Menno Koolhaas na historische IM Arizona: 'Ik kan nog steeds doorgroeien, heb mijn limiet nog niet bereikt'
In dit artikel:
“Ik kan het nog.” Met die kreet — lichtvoetig gebracht — hervatte Menno Koolhaas deze week zijn eerste zwemtraining nadat hij afgelopen weekend verrassend en overtuigend won bij Ironman Arizona. De prestatie was historisch voor hem: een totaaltijd van 7:28:52, ruim onder de 7:30-grens en een stevige verbetering van het Nederlandse record. Zijn onderdelen: 48:00 minuten zwemmen, 4:01:26 uur fietsen en een marathon in 2:35:47.
De dag na de race vierde Koolhaas kort met ploeggenoten zoals Milan Brons, Joep Staps en Daaf Plomp, deed ludieke activiteiten (een bezoek aan een schietbaan, golf) en begon de reis naar huis. Na een vlucht en afspraken in Nederland pakte hij donderdag weer voorzichtig training op; deze week staat in het teken van rustig herstel, met scherpe opbouw van intensiteit vanaf volgende week.

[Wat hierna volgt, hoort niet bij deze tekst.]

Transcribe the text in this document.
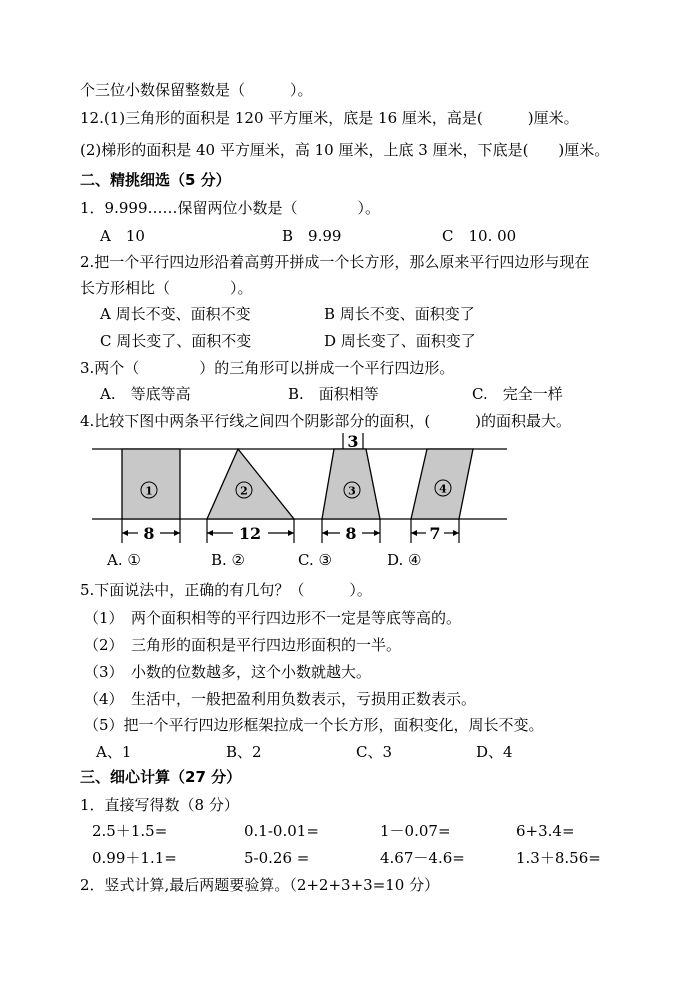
个三位小数保留整数是（　　　）。
12.(1)三角形的面积是 120 平方厘米，底是 16 厘米，高是(　　　)厘米。
(2)梯形的面积是 40 平方厘米，高 10 厘米，上底 3 厘米，下底是(　　)厘米。
二、精挑细选（5 分）
1．9.999……保留两位小数是（　　　　）。
A　10	B　9.99	C　10. 00
2.把一个平行四边形沿着高剪开拼成一个长方形，那么原来平行四边形与现在
长方形相比（　　　　）。
A 周长不变、面积不变	B 周长不变、面积变了
C 周长变了、面积不变	D 周长变了、面积变了
3.两个（　　　　）的三角形可以拼成一个平行四边形。
A.　等底等高	B.　面积相等	C.　完全一样
4.比较下图中两条平行线之间四个阴影部分的面积，(　　　)的面积最大。
1	2	3	4
3
8	12	8	7
A. ①	B. ②	C. ③	D. ④
5.下面说法中，正确的有几句？（　　　）。
（1）　两个面积相等的平行四边形不一定是等底等高的。
（2）　三角形的面积是平行四边形面积的一半。
（3）　小数的位数越多，这个小数就越大。
（4）　生活中，一般把盈利用负数表示，亏损用正数表示。
（5）把一个平行四边形框架拉成一个长方形，面积变化，周长不变。
A、1	B、2	C、3	D、4
三、细心计算（27 分）
1．直接写得数（8 分）
2.5＋1.5=	0.1-0.01=	1－0.07=	6+3.4=
0.99＋1.1=	5-0.26 =	4.67－4.6=	1.3＋8.56=
2．竖式计算,最后两题要验算。（2+2+3+3=10 分）
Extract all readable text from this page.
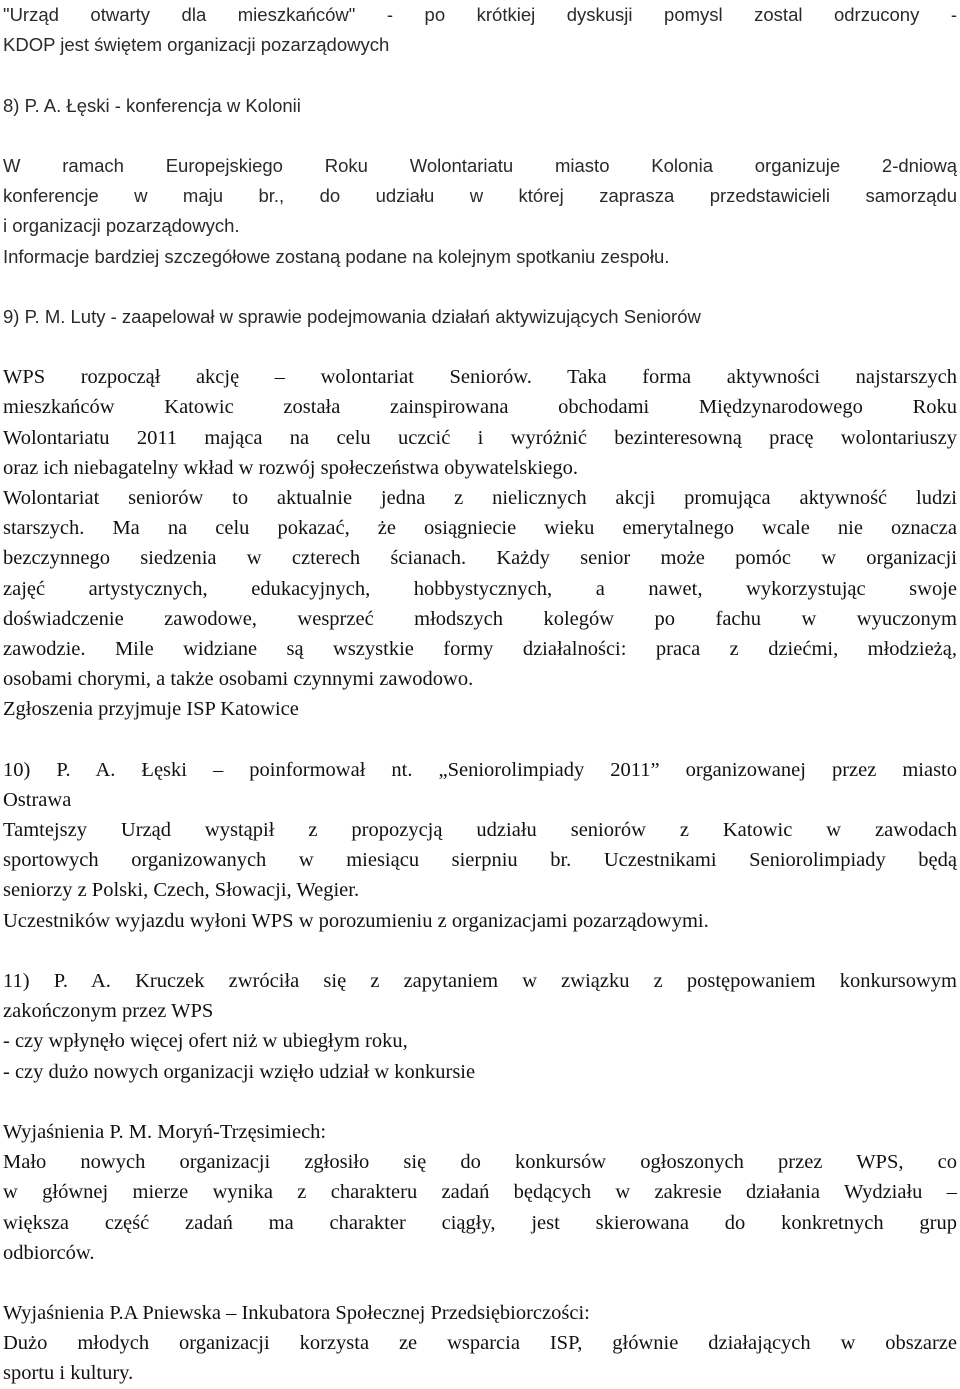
"Urząd otwarty dla mieszkańców" - po krótkiej dyskusji pomysl zostal odrzucony -
KDOP jest świętem organizacji pozarządowych
8) P. A. Łęski - konferencja w Kolonii
W ramach Europejskiego Roku Wolontariatu miasto Kolonia organizuje 2-dniową
konferencje w maju br., do udziału w której zaprasza przedstawicieli samorządu
i organizacji pozarządowych.
Informacje bardziej szczegółowe zostaną podane na kolejnym spotkaniu zespołu.
9) P. M. Luty - zaapelował w sprawie podejmowania działań aktywizujących Seniorów
WPS rozpoczął akcję – wolontariat Seniorów. Taka forma aktywności najstarszych
mieszkańców Katowic została zainspirowana obchodami Międzynarodowego Roku
Wolontariatu 2011 mająca na celu uczcić i wyróżnić bezinteresowną pracę wolontariuszy
oraz ich niebagatelny wkład w rozwój społeczeństwa obywatelskiego.
Wolontariat seniorów to aktualnie jedna z nielicznych akcji promująca aktywność ludzi
starszych. Ma na celu pokazać, że osiągniecie wieku emerytalnego wcale nie oznacza
bezczynnego siedzenia w czterech ścianach. Każdy senior może pomóc w organizacji
zajęć artystycznych, edukacyjnych, hobbystycznych, a nawet, wykorzystując swoje
doświadczenie zawodowe, wesprzeć młodszych kolegów po fachu w wyuczonym
zawodzie. Mile widziane są wszystkie formy działalności: praca z dziećmi, młodzieżą,
osobami chorymi, a także osobami czynnymi zawodowo.
Zgłoszenia przyjmuje ISP Katowice
10) P. A. Łęski – poinformował nt. „Seniorolimpiady 2011” organizowanej przez miasto
Ostrawa
Tamtejszy Urząd wystąpił z propozycją udziału seniorów z Katowic w zawodach
sportowych organizowanych w miesiącu sierpniu br. Uczestnikami Seniorolimpiady będą
seniorzy z Polski, Czech, Słowacji, Wegier.
Uczestników wyjazdu wyłoni WPS w porozumieniu z organizacjami pozarządowymi.
11) P. A. Kruczek zwróciła się z zapytaniem w związku z postępowaniem konkursowym
zakończonym przez WPS
- czy wpłynęło więcej ofert niż w ubiegłym roku,
- czy dużo nowych organizacji wzięło udział w konkursie
Wyjaśnienia P. M. Moryń-Trzęsimiech:
Mało nowych organizacji zgłosiło się do konkursów ogłoszonych przez WPS, co
w głównej mierze wynika z charakteru zadań będących w zakresie działania Wydziału –
większa część zadań ma charakter ciągły, jest skierowana do konkretnych grup
odbiorców.
Wyjaśnienia P.A Pniewska – Inkubatora Społecznej Przedsiębiorczości:
Dużo młodych organizacji korzysta ze wsparcia ISP, głównie działających w obszarze
sportu i kultury.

Koolhaas zelf blijft deels nuchter over de uitslag: zijn hoofddoel was winnen en die ‘1’ achter zijn naam stond centraal. Toch spreekt het resultaat boekdelen: in Arizona bouwde hij al vroeg een voorsprong tijdens het zwemmen, maakte op de fiets het verschil door de kopgroep te slinken en nam hij veel kopwerk voor zijn rekening — samen met Ben Kanute — met hogere wattages dan hij op Kona produceerde. De marathon liep hij in 2:35, al zag hij de laatste acht kilometer als minder sterk door problemen met het opnemen van voeding; daar verloor hij iets van zijn perfecte ritme. Bovendien denkt hij dat hij in het water nog ongeveer twee minuten zou kunnen winnen.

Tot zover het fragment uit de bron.